Kadınların maruz kaldıkları ihlallerle başa çıkmaları için toplumun failleri kınaması gerektiğini söyleyen Lamia Lutfi,  ayrıca kadın haklarını destekleyen koruma organlarının olmasını ve yasalarla kadın haklarının savunulmasını istedi. Birleşik Şiddet Kanunu’nun çıkarılması için sivil toplumun özenli çalışması gerektiğinin altını çizen Lamia Lutfi, “Tasarı 6 yılı aşkın süredir yürürlükte ve henüz kabul edilmedi. İşyerinde kadınların korunması için politikalar olmalı, uluslararası anlaşmalar uygulanmalı, seminer, toplantılar yoluyla toplumsal farkındalık sağlanmalı, çeşitli medya platformlarına gidilmeli ve şiddete karşı herkesin bir araya gelmesi gerekiyor” önerilerinde bulundu.

‘Cezasızlık failleri cesaretlendiriyor’

Kadın aktivist Aya Abdel Hamid ise dünyanın her yerinde kadınlara şiddet uygulandığını ifade ederek, “Çünkü şiddet failleri cezasızlıkla ödüllendiriliyor.
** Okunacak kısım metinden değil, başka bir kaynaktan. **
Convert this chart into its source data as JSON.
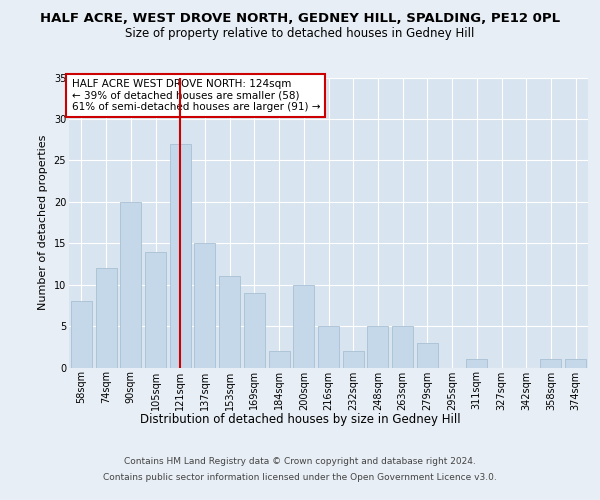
{
  "title": "HALF ACRE, WEST DROVE NORTH, GEDNEY HILL, SPALDING, PE12 0PL",
  "subtitle": "Size of property relative to detached houses in Gedney Hill",
  "xlabel": "Distribution of detached houses by size in Gedney Hill",
  "ylabel": "Number of detached properties",
  "categories": [
    "58sqm",
    "74sqm",
    "90sqm",
    "105sqm",
    "121sqm",
    "137sqm",
    "153sqm",
    "169sqm",
    "184sqm",
    "200sqm",
    "216sqm",
    "232sqm",
    "248sqm",
    "263sqm",
    "279sqm",
    "295sqm",
    "311sqm",
    "327sqm",
    "342sqm",
    "358sqm",
    "374sqm"
  ],
  "values": [
    8,
    12,
    20,
    14,
    27,
    15,
    11,
    9,
    2,
    10,
    5,
    2,
    5,
    5,
    3,
    0,
    1,
    0,
    0,
    1,
    1
  ],
  "bar_color": "#c5d8ea",
  "bar_edgecolor": "#a8c0d4",
  "vline_x_index": 4,
  "vline_color": "#cc0000",
  "annotation_text": "HALF ACRE WEST DROVE NORTH: 124sqm\n← 39% of detached houses are smaller (58)\n61% of semi-detached houses are larger (91) →",
  "annotation_box_color": "#ffffff",
  "annotation_box_edgecolor": "#cc0000",
  "ylim": [
    0,
    35
  ],
  "yticks": [
    0,
    5,
    10,
    15,
    20,
    25,
    30,
    35
  ],
  "background_color": "#e8eef5",
  "plot_bg_color": "#d8e4f0",
  "grid_color": "#ffffff",
  "footer_line1": "Contains HM Land Registry data © Crown copyright and database right 2024.",
  "footer_line2": "Contains public sector information licensed under the Open Government Licence v3.0.",
  "title_fontsize": 9.5,
  "subtitle_fontsize": 8.5,
  "xlabel_fontsize": 8.5,
  "ylabel_fontsize": 8,
  "tick_fontsize": 7,
  "annotation_fontsize": 7.5,
  "footer_fontsize": 6.5
}
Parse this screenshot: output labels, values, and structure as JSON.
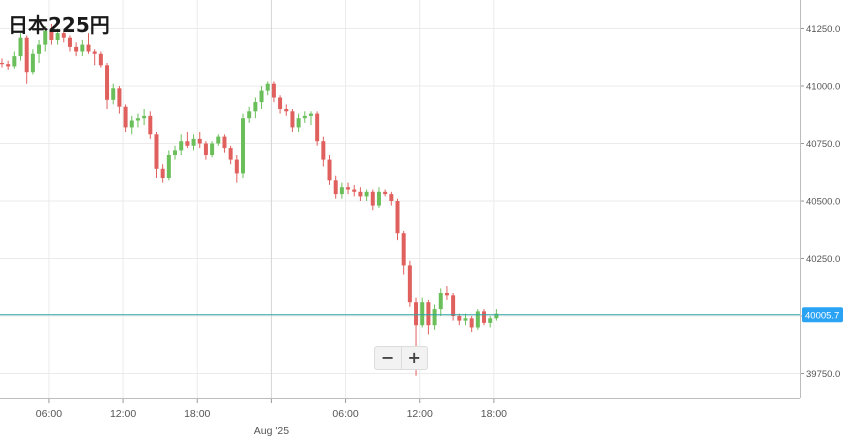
{
  "title": "日本225円",
  "zoom": {
    "minus": "−",
    "plus": "+"
  },
  "colors": {
    "up": "#6abf5b",
    "down": "#e0605e",
    "price_line": "#2aa3a0",
    "price_label_bg": "#2aa3f5",
    "grid": "#ebebeb"
  },
  "chart_data": {
    "type": "candlestick",
    "title": "日本225円",
    "interval_minutes": 30,
    "start_time": "04:00",
    "ylim": [
      39640,
      41340
    ],
    "y_ticks": [
      39750,
      40000,
      40250,
      40500,
      40750,
      41000,
      41250
    ],
    "y_tick_labels": [
      "39750.0",
      "40000.0",
      "40250.0",
      "40500.0",
      "40750.0",
      "41000.0",
      "41250.0"
    ],
    "x_tick_labels": [
      {
        "label": "06:00",
        "index": 4
      },
      {
        "label": "12:00",
        "index": 16
      },
      {
        "label": "18:00",
        "index": 28
      },
      {
        "label": "Aug '25",
        "index": 40,
        "date_separator": true
      },
      {
        "label": "06:00",
        "index": 52
      },
      {
        "label": "12:00",
        "index": 64
      },
      {
        "label": "18:00",
        "index": 76
      }
    ],
    "current_price": 40005.7,
    "current_price_label": "40005.7",
    "ohlc": [
      [
        41100,
        41120,
        41080,
        41095
      ],
      [
        41095,
        41110,
        41070,
        41085
      ],
      [
        41085,
        41150,
        41075,
        41130
      ],
      [
        41130,
        41230,
        41110,
        41210
      ],
      [
        41210,
        41220,
        41010,
        41060
      ],
      [
        41060,
        41160,
        41050,
        41140
      ],
      [
        41140,
        41200,
        41100,
        41180
      ],
      [
        41180,
        41260,
        41150,
        41240
      ],
      [
        41240,
        41270,
        41180,
        41200
      ],
      [
        41200,
        41250,
        41180,
        41230
      ],
      [
        41230,
        41240,
        41190,
        41210
      ],
      [
        41210,
        41220,
        41150,
        41170
      ],
      [
        41170,
        41190,
        41130,
        41150
      ],
      [
        41150,
        41200,
        41130,
        41180
      ],
      [
        41180,
        41230,
        41140,
        41150
      ],
      [
        41150,
        41160,
        41090,
        41140
      ],
      [
        41140,
        41150,
        41080,
        41090
      ],
      [
        41090,
        41100,
        40900,
        40940
      ],
      [
        40940,
        41010,
        40920,
        40990
      ],
      [
        40990,
        41000,
        40880,
        40910
      ],
      [
        40910,
        40920,
        40800,
        40820
      ],
      [
        40820,
        40870,
        40790,
        40850
      ],
      [
        40850,
        40880,
        40820,
        40860
      ],
      [
        40860,
        40900,
        40830,
        40870
      ],
      [
        40870,
        40890,
        40770,
        40790
      ],
      [
        40790,
        40800,
        40600,
        40640
      ],
      [
        40640,
        40660,
        40580,
        40600
      ],
      [
        40600,
        40720,
        40590,
        40700
      ],
      [
        40700,
        40740,
        40680,
        40720
      ],
      [
        40720,
        40790,
        40700,
        40760
      ],
      [
        40760,
        40800,
        40730,
        40740
      ],
      [
        40740,
        40790,
        40720,
        40770
      ],
      [
        40770,
        40800,
        40730,
        40750
      ],
      [
        40750,
        40760,
        40680,
        40700
      ],
      [
        40700,
        40760,
        40690,
        40750
      ],
      [
        40750,
        40790,
        40740,
        40780
      ],
      [
        40780,
        40790,
        40710,
        40730
      ],
      [
        40730,
        40740,
        40660,
        40680
      ],
      [
        40680,
        40700,
        40580,
        40620
      ],
      [
        40620,
        40880,
        40600,
        40860
      ],
      [
        40860,
        40910,
        40840,
        40890
      ],
      [
        40890,
        40950,
        40860,
        40930
      ],
      [
        40930,
        41000,
        40900,
        40980
      ],
      [
        40980,
        41020,
        40960,
        41010
      ],
      [
        41010,
        41020,
        40930,
        40950
      ],
      [
        40950,
        40960,
        40880,
        40900
      ],
      [
        40900,
        40920,
        40870,
        40890
      ],
      [
        40890,
        40900,
        40800,
        40820
      ],
      [
        40820,
        40880,
        40800,
        40860
      ],
      [
        40860,
        40890,
        40840,
        40870
      ],
      [
        40870,
        40890,
        40830,
        40880
      ],
      [
        40880,
        40890,
        40740,
        40760
      ],
      [
        40760,
        40780,
        40650,
        40680
      ],
      [
        40680,
        40700,
        40570,
        40590
      ],
      [
        40590,
        40610,
        40510,
        40530
      ],
      [
        40530,
        40580,
        40510,
        40560
      ],
      [
        40560,
        40580,
        40530,
        40550
      ],
      [
        40550,
        40570,
        40520,
        40540
      ],
      [
        40540,
        40560,
        40500,
        40520
      ],
      [
        40520,
        40550,
        40500,
        40540
      ],
      [
        40540,
        40550,
        40460,
        40480
      ],
      [
        40480,
        40560,
        40470,
        40540
      ],
      [
        40540,
        40550,
        40520,
        40530
      ],
      [
        40530,
        40540,
        40480,
        40500
      ],
      [
        40500,
        40510,
        40330,
        40360
      ],
      [
        40360,
        40370,
        40180,
        40220
      ],
      [
        40220,
        40240,
        40040,
        40060
      ],
      [
        40060,
        40080,
        39740,
        39960
      ],
      [
        39960,
        40080,
        39950,
        40060
      ],
      [
        40060,
        40070,
        39920,
        39960
      ],
      [
        39960,
        40050,
        39940,
        40030
      ],
      [
        40030,
        40120,
        40000,
        40100
      ],
      [
        40100,
        40130,
        40070,
        40090
      ],
      [
        40090,
        40100,
        39980,
        40000
      ],
      [
        40000,
        40010,
        39960,
        39980
      ],
      [
        39980,
        40010,
        39960,
        39990
      ],
      [
        39990,
        40000,
        39930,
        39950
      ],
      [
        39950,
        40030,
        39940,
        40020
      ],
      [
        40020,
        40030,
        39960,
        39970
      ],
      [
        39970,
        40000,
        39950,
        39990
      ],
      [
        39990,
        40030,
        39980,
        40010
      ]
    ]
  }
}
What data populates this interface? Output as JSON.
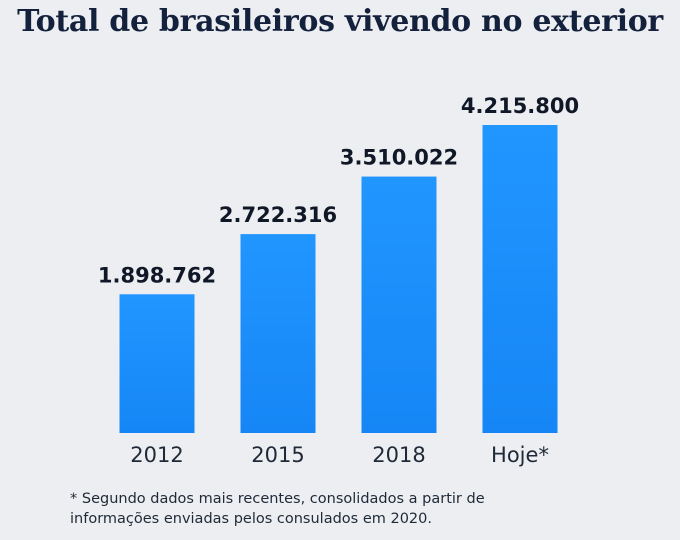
{
  "title": "Total de brasileiros vivendo no exterior",
  "footnote": "* Segundo dados mais recentes, consolidados a partir de informações enviadas pelos consulados em 2020.",
  "colors": {
    "background": "#eceef1",
    "bar": "#1e90ff",
    "title": "#14213d"
  },
  "chart_data": {
    "type": "bar",
    "title": "Total de brasileiros vivendo no exterior",
    "categories": [
      "2012",
      "2015",
      "2018",
      "Hoje*"
    ],
    "values": [
      1898762,
      2722316,
      3510022,
      4215800
    ],
    "value_labels": [
      "1.898.762",
      "2.722.316",
      "3.510.022",
      "4.215.800"
    ],
    "xlabel": "",
    "ylabel": "",
    "ylim": [
      0,
      4215800
    ],
    "grid": false,
    "legend": "none"
  }
}
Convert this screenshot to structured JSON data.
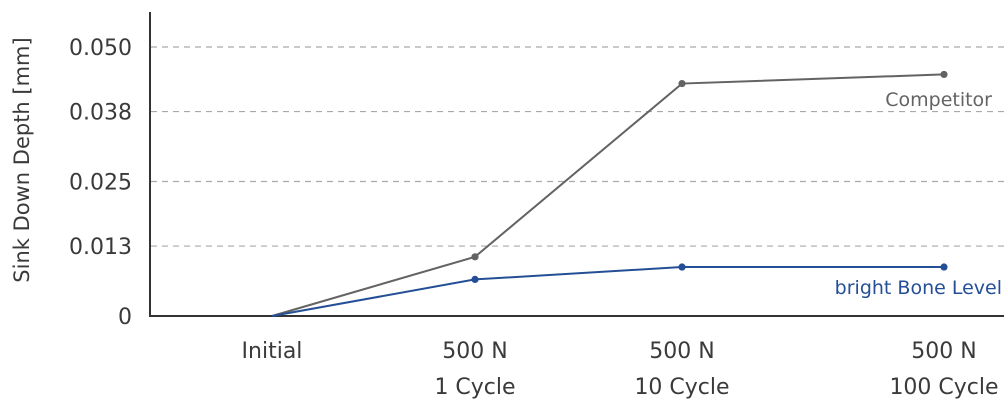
{
  "chart_data": {
    "type": "line",
    "ylabel": "Sink Down Depth [mm]",
    "categories": [
      [
        "Initial"
      ],
      [
        "500 N",
        "1 Cycle"
      ],
      [
        "500 N",
        "10 Cycle"
      ],
      [
        "500 N",
        "100 Cycle"
      ]
    ],
    "ylim": [
      0,
      0.0565
    ],
    "yticks": [
      0,
      0.013,
      0.025,
      0.038,
      0.05
    ],
    "ytick_labels": [
      "0",
      "0.013",
      "0.025",
      "0.038",
      "0.050"
    ],
    "grid": "horizontal-dashed",
    "series": [
      {
        "name": "Competitor",
        "color": "#636363",
        "values": [
          0,
          0.011,
          0.0432,
          0.0449
        ]
      },
      {
        "name": "bright Bone Level",
        "color": "#244f96",
        "values": [
          0,
          0.0068,
          0.0091,
          0.0091
        ]
      }
    ]
  }
}
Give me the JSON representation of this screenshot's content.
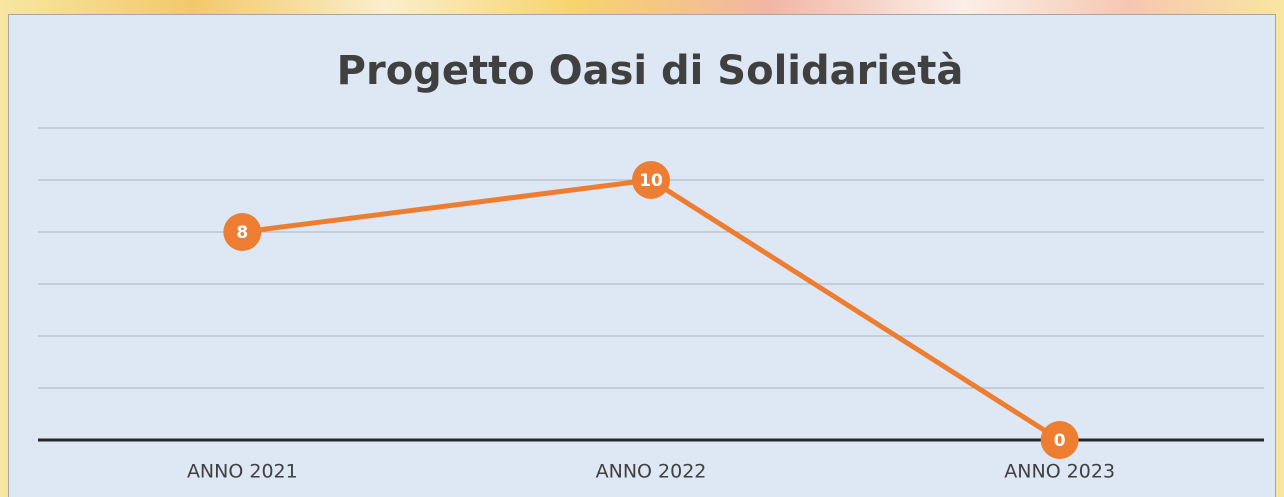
{
  "chart_data": {
    "type": "line",
    "title": "Progetto Oasi di Solidarietà",
    "categories": [
      "ANNO 2021",
      "ANNO 2022",
      "ANNO 2023"
    ],
    "series": [
      {
        "name": "Progetto Oasi di Solidarietà",
        "color": "#ed7d31",
        "values": [
          8,
          10,
          0
        ]
      }
    ],
    "ylim": [
      0,
      12
    ],
    "yticks": [
      0,
      2,
      4,
      6,
      8,
      10,
      12
    ],
    "grid": true
  }
}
Bu durum failleri cesaretlendiriyor. Genellikle mağdur olan taraf suçlanıyor ve failler haklı çıkarılıyor. Hindistan’da yaşanan olay birçok Arap ve Avrupa ülkesinde de yaşanan bir durum. Erkek egemen sistem kadını baskı altına almaya çalışıyor ve kadınlar yaşamın birçok alanında şiddetin farklı biçimlerine maruz kalıyor. Yasalarla şiddete karşı çıkılmalı ve çalışma yaşamında koruma mekanizmaları hayata geçirilmelidir. Örneğin işyerlerinde kamera sistemleri ve şeffaf camlar olmalı. Uzun duvarlar ve koridorlar ihlallerin yaşanmasına neden oluyor” sözlerine yer verdi.

Acil müdahale çağrısı

Şiddete karşı hükümetlerin acil müdahalelerde bulunması çağrısında bulunan Aya Abdel Hamid, son olarak şöyle konuştu: “Faillere caydırıcı cezalar verilmeli, uluslararası anlaşmalar imzalanmalı, imzalanmışsa yerine getirilmeli. Eğitim müfredatlarında şiddete karşı farkındalık konuları yer almalı, iç mevzuat sistemi değiştirilmeli. Bu ve bunun gibi birçok araç var ve hayata geçirilmesi gerekiyor. Ayrıca sivil toplum örgütleri ile hükümet bir araya gelerek şiddete karşı çalışma yapmalı.”